= William Howell Ewin =

William Howell Ewin (1731?–1804), was a usurer. He was the son of Thomas Ewin, formerly a grocer, and latterly a brewer in partnership with one Sparks of St. Sepulchre's, Cambridge, by a daughter of a coal merchant named Howell of St. Clement's in the same town.

==Education and early career==
He was educated at St John's College, Cambridge, taking the degrees of B.A. 1753, M.A. 1756, and LL.D. 11 June 1766. He is said to have received a diploma of LL.D. from the University of Edinburgh in or about 1778, but his name does not occur in the Catalogue of Graduates, 1858. On the death of his father he inherited his share of the brewing business and a handsome fortune, which he largely increased by private usury.

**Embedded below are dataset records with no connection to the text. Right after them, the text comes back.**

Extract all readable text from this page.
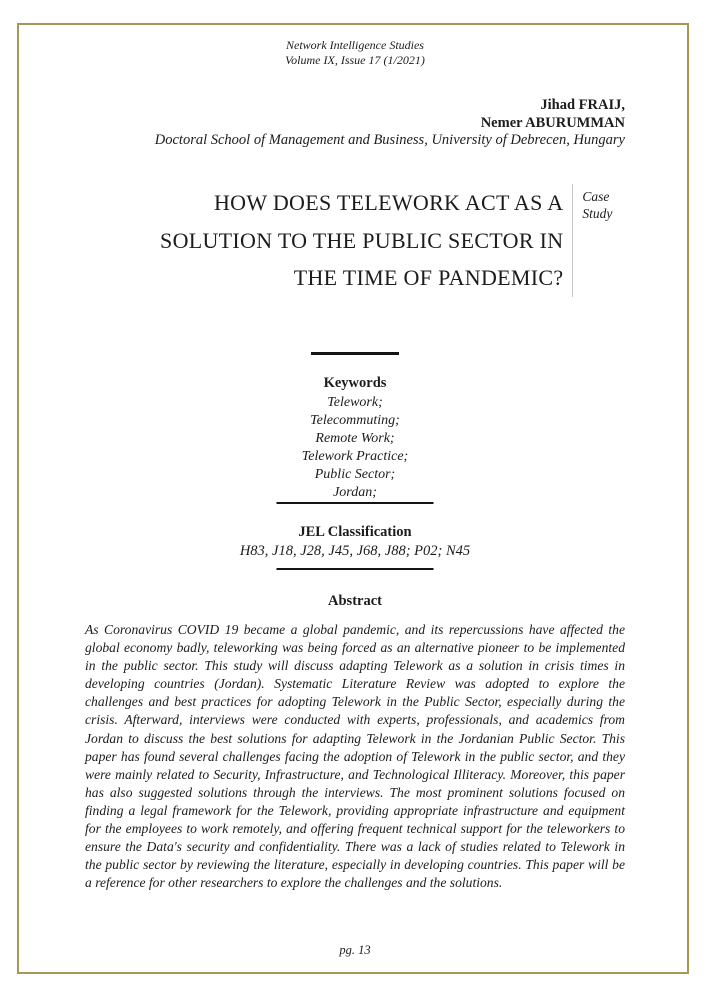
Network Intelligence Studies
Volume IX, Issue 17 (1/2021)
Jihad FRAIJ,
Nemer ABURUMMAN
Doctoral School of Management and Business, University of Debrecen, Hungary
HOW DOES TELEWORK ACT AS A
SOLUTION TO THE PUBLIC SECTOR IN
THE TIME OF PANDEMIC?
Case Study
Keywords
Telework;
Telecommuting;
Remote Work;
Telework Practice;
Public Sector;
Jordan;
JEL Classification
H83, J18, J28, J45, J68, J88; P02; N45
Abstract
As Coronavirus COVID 19 became a global pandemic, and its repercussions have affected the global economy badly, teleworking was being forced as an alternative pioneer to be implemented in the public sector. This study will discuss adapting Telework as a solution in crisis times in developing countries (Jordan). Systematic Literature Review was adopted to explore the challenges and best practices for adopting Telework in the Public Sector, especially during the crisis. Afterward, interviews were conducted with experts, professionals, and academics from Jordan to discuss the best solutions for adapting Telework in the Jordanian Public Sector. This paper has found several challenges facing the adoption of Telework in the public sector, and they were mainly related to Security, Infrastructure, and Technological Illiteracy. Moreover, this paper has also suggested solutions through the interviews. The most prominent solutions focused on finding a legal framework for the Telework, providing appropriate infrastructure and equipment for the employees to work remotely, and offering frequent technical support for the teleworkers to ensure the Data's security and confidentiality. There was a lack of studies related to Telework in the public sector by reviewing the literature, especially in developing countries. This paper will be a reference for other researchers to explore the challenges and the solutions.
pg. 13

He was placed on the Commission of the Peace for the town and county of Cambridge. In 1769 he joined his old college tutor, Dr. William Samuel Powell, in opposing the act for better paving, lighting, and watching the town, by which the design was hindered for a time. William Cole wrote:
"Being much of his father's turn, busy and meddling in other people's concerns, got the ill will of most persons in the town and university. …The gownsmen bore him a particular grudge for interfering much in their affairs. … They often broke the doctor's windows, as they said he had been caught listening on their staircases and doors. … Dr. Ewin, as did his father, squinted very much, hence his nickname of "Dr. Squintum"

==The "usurious affair"==
In January 1777 a report was current at Cambridge that he had been detected in lending money at an enormous interest in 1775 and 1776 to a scholar of Trinity College named William Bird, then a minor, and without a father, whom he had also caused to be imprisoned in a sponging-house. The sum advanced was £750, for which he took notes to the amount of £1,090. This "usurious affair", as Cole terms it, came to light at a very unlucky time, for he had been promised the chancellorship of the Diocese of Ely, which fell vacant in the following May. Eighteen months, however, were allowed to elapse before the university took action. The trial came on in the Vice-Chancellor's court 14 October 1778, when Ewin made but a sorry defence. On 21 October, he was sentenced to be suspended from all degrees taken, or to be taken, and expelled from the university. The delegates on his appeal confirmed the suspension, but revoked the expulsion. He thereupon applied to the court of king's bench for a mandamus to restore him to his degrees. The court after full argument awarded the writ in June 1779, on the ground that there being no express statute of the university forbidding usury or the lending of money to minors, the Vice-Chancellor's court had no jurisdiction in the case. Lord Mansfield, however, censured Ewin's conduct in the strongest terms, stigmatised him as "a corrupter of youth and an usurer", and suggested that a statute to meet such cases in future should be passed, and that he might be struck out of the Commission of the Peace. On 20 October 1779 he was restored to his degree of LL.D., but was put out of the county commission in 1781.

==Later career==
Eventually he fixed himself at Brentford, Middlesex, where "his strict attention to the administration of parochial concerns, quick to discern and severe to condemn every species of idleness and imposition, created him many enemies, particularly among the lower orders of people" (Gent. Mag. vol. lxxiv. pt. ii. p. 1174). He died at Brentford Butts on 29 Dec. 1804, aged 73, and was buried in the chapel of New Brentford, where a monument by Flaxman records his many virtues (Lysons, Environs of London, Supplement, p. 103). He was supposed to have left property amounting to over £100,000.

==Portraits==
No portrait of Ewin is known to be extant, but there is a print dated 1773 representing Mr. Stanley, grandson of the Earl of Derby, spitting in his face, for which affront the doctor prosecuted him. He was the subject of many effusions of undergraduate hate in both Latin and English, some of which were printed and hawked by ballad mongers about the town. Two are given by Cole.